Ich bin offensichtlich mit meiner eher positiven Einschätzung nicht ganz allein: Ärztekammerpräsident Pjeta hat gesagt, die Reform sei ein mutiger Schritt. Präsident Routil von der Steiermark hat gesagt, man muss bei dem Regierungsprogramm gute und neue Vorschläge nicht mit der Lupe suchen.

Ich glaube, unsere Gesundheitspolitik sollte nicht vom Wegschauen und vom Verleugnen der Probleme oder von Pseudolösungen bestimmt sein. Wir sollen aber nicht dem Patienten, wie Pumberger es gesagt hat, Angst machen, sondern ich glaube, wir sollen schrittweise zu einem optimalen System für alle kommen. Wir sollen Angst nehmen. Keiner soll sich wie in Amerika fürchten müssen, dass er, wenn er arm ist, auf der Straße steht. (Beifall bei der ÖVP und den Freiheitlichen.)

16.45

Präsident Dr. Heinz Fischer: Nächster Redner ist Herr Abgeordneter Öllinger. – Bitte.

16.45

Abgeordneter Karl Öllinger (Grüne): Herr Präsident! Hohes Haus!
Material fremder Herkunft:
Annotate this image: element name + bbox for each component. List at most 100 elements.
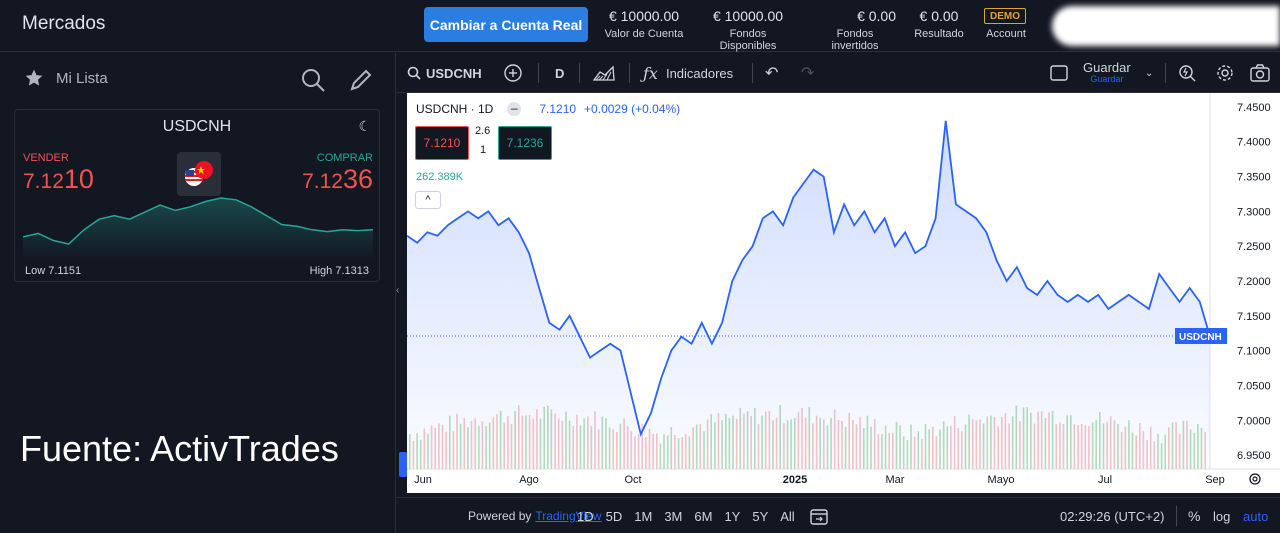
y-tick-label: 7.1000 <box>1237 346 1271 358</box>
high-price: High 7.1313 <box>309 265 369 277</box>
x-tick-label: Mar <box>886 474 905 486</box>
symbol-search-button[interactable]: USDCNH <box>407 53 482 93</box>
x-tick-label: 2025 <box>783 474 807 486</box>
chart-toolbar: USDCNH D ƒx Indicadores ↶ ↷ Guardar Guar… <box>397 53 1280 93</box>
instrument-card[interactable]: USDCNH ☾ VENDER COMPRAR 7.1210 7.1236 <box>14 109 380 282</box>
source-watermark: Fuente: ActivTrades <box>20 428 339 469</box>
stat-label: Fondos Disponibles <box>719 28 777 52</box>
legend-price: 7.1210 <box>539 102 577 116</box>
price-axis[interactable] <box>1210 93 1280 493</box>
range-5y[interactable]: 5Y <box>752 508 769 524</box>
date-range-calendar-icon[interactable] <box>809 498 829 533</box>
save-layout-button[interactable]: Guardar Guardar <box>1083 53 1131 93</box>
buy-price-big: 36 <box>342 164 373 194</box>
settings-gear-icon[interactable] <box>1215 53 1235 93</box>
chart-type-area-icon[interactable] <box>593 53 615 93</box>
toolbar-divider <box>629 63 630 83</box>
collapse-panel-chevron-icon[interactable]: ‹ <box>396 285 400 296</box>
sparkline-area <box>23 198 373 260</box>
y-tick-label: 7.0500 <box>1237 380 1271 392</box>
toolbar-divider <box>579 63 580 83</box>
range-1y[interactable]: 1Y <box>724 508 741 524</box>
chart-canvas[interactable]: 7.4500 7.4000 7.3500 7.3000 7.2500 7.2000 7.15… <box>407 93 1280 493</box>
function-fx-icon: ƒx <box>643 63 658 83</box>
redo-icon[interactable]: ↷ <box>801 65 815 82</box>
price-area <box>407 120 1210 470</box>
chart-legend: USDCNH · 1D – 7.1210 +0.0029 (+0.04%) <box>416 102 680 116</box>
app-title: Mercados <box>22 13 106 34</box>
y-tick-label: 7.4500 <box>1237 102 1271 114</box>
range-1d[interactable]: 1D <box>577 508 594 524</box>
legend-symbol: USDCNH · 1D <box>416 102 494 116</box>
spread-value: 2.6 <box>475 125 491 137</box>
camera-screenshot-icon[interactable] <box>1249 53 1271 93</box>
quick-search-icon[interactable] <box>1177 53 1197 93</box>
buy-label: COMPRAR <box>316 152 373 164</box>
sell-label: VENDER <box>23 152 69 164</box>
toolbar-divider <box>1176 506 1177 526</box>
last-price-tag <box>1175 328 1227 345</box>
y-tick-label: 7.0000 <box>1237 415 1271 427</box>
x-tick-label: Oct <box>624 474 641 486</box>
y-tick-label: 7.3000 <box>1237 206 1271 218</box>
save-options-chevron-down-icon[interactable]: ⌄ <box>1145 67 1154 79</box>
undo-icon[interactable]: ↶ <box>765 65 779 82</box>
log-scale-toggle[interactable]: log <box>1213 508 1231 524</box>
stat-value: € 0.00 <box>857 8 896 24</box>
tradingview-link[interactable]: TradingView <box>535 509 602 523</box>
usd-cnh-flag-icon <box>177 152 221 196</box>
stat-result: € 0.00 Resultado <box>912 8 966 40</box>
layout-square-icon[interactable] <box>1049 53 1069 93</box>
stat-label: Resultado <box>914 28 964 40</box>
range-selector: 1D 5D 1M 3M 6M 1Y 5Y All <box>577 498 795 533</box>
price-chart[interactable]: 7.4500 7.4000 7.3500 7.3000 7.2500 7.2000 7.15… <box>407 93 1280 493</box>
toolbar-divider <box>752 63 753 83</box>
buy-box[interactable]: 7.1236 <box>498 126 552 160</box>
range-5d[interactable]: 5D <box>605 508 623 524</box>
top-bar: Mercados Cambiar a Cuenta Real € 10000.0… <box>0 0 1280 52</box>
interval-button[interactable]: D <box>555 65 565 81</box>
indicators-button[interactable]: ƒx Indicadores <box>643 53 733 93</box>
axis-settings-icon[interactable] <box>1249 473 1261 485</box>
range-1m[interactable]: 1M <box>634 508 653 524</box>
collapse-indicators-chevron-up-icon[interactable]: ^ <box>415 191 441 209</box>
stat-value: € 0.00 <box>919 8 959 24</box>
stat-value: € 10000.00 <box>712 8 784 24</box>
panel-handle[interactable] <box>399 452 407 477</box>
switch-to-real-account-button[interactable]: Cambiar a Cuenta Real <box>424 7 588 42</box>
range-all[interactable]: All <box>780 508 795 524</box>
x-tick-label: Mayo <box>988 474 1015 486</box>
watchlist-header[interactable]: Mi Lista <box>24 68 108 88</box>
blurred-user-info <box>1052 6 1280 46</box>
star-icon <box>25 69 43 86</box>
watchlist-panel: Mi Lista USDCNH ☾ VENDER COMPRAR 7.1210 … <box>0 53 396 533</box>
stat-account-value: € 10000.00 Valor de Cuenta <box>604 8 684 40</box>
market-closed-moon-icon: ☾ <box>358 118 371 134</box>
buy-price-button[interactable]: 7.1236 <box>302 164 373 195</box>
toolbar-symbol: USDCNH <box>426 65 482 81</box>
chart-bottom-bar: Powered by TradingView 1D 5D 1M 3M 6M 1Y… <box>397 497 1280 533</box>
compare-plus-icon[interactable] <box>503 53 523 93</box>
sell-price-big: 10 <box>63 164 94 194</box>
search-icon[interactable] <box>300 67 326 93</box>
instrument-symbol: USDCNH <box>162 118 232 135</box>
y-tick-label: 7.3500 <box>1237 172 1271 184</box>
save-label: Guardar <box>1083 59 1131 75</box>
buy-price-small: 7.12 <box>302 170 343 193</box>
sparkline-line <box>23 197 373 245</box>
collapse-legend-minus-icon[interactable]: – <box>507 102 522 116</box>
range-3m[interactable]: 3M <box>664 508 683 524</box>
percent-scale-toggle[interactable]: % <box>1188 508 1201 524</box>
sell-price-button[interactable]: 7.1210 <box>23 164 94 195</box>
edit-pencil-icon[interactable] <box>348 67 374 93</box>
volume-value: 262.389K <box>416 171 464 183</box>
price-line <box>407 120 1211 437</box>
auto-scale-toggle[interactable]: auto <box>1243 508 1269 524</box>
y-tick-label: 6.9500 <box>1237 450 1271 462</box>
sell-box[interactable]: 7.1210 <box>415 126 469 160</box>
clock-timezone[interactable]: 02:29:26 (UTC+2) <box>1060 508 1165 524</box>
x-tick-label: Ago <box>519 474 539 486</box>
x-tick-label: Jun <box>414 474 432 486</box>
range-6m[interactable]: 6M <box>694 508 713 524</box>
save-sublabel: Guardar <box>1090 74 1124 85</box>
Sehr geehrter Herr Staatssekretär! Ich muss mit einem Kompliment an Sie anfangen, was vielleicht ungewöhnlich ist: Es fällt angenehm auf, Herr Staatssekretär, dass Sie sich einer sachlichen Argumentation bedient haben, dass Sie versucht haben, sich sachlich mit dem Problem auseinander zu setzen, was leider nicht für alle Mitglieder der freiheitlichen Fraktion, vor allem nicht für den Erstredner, Kollegen Pumberger, gilt. (Abg. Dr. Pumberger: Vielleicht habe ich beim Öllinger gelernt?)

Mit Begriffen wie "Made im Speck", Herr Kollege Pumberger, macht man vielleicht Stimmung (Abg. Mag. Hartinger: Wofür machen Sie Stimmung, Herr Kollege?), böse Stimmung, aber man macht nicht unbedingt das, was Sie, Herr Kollege Rasinger, eingefordert haben: Angst zu nehmen und sich sachlich mit Gesundheitspolitik auseinander zu setzen.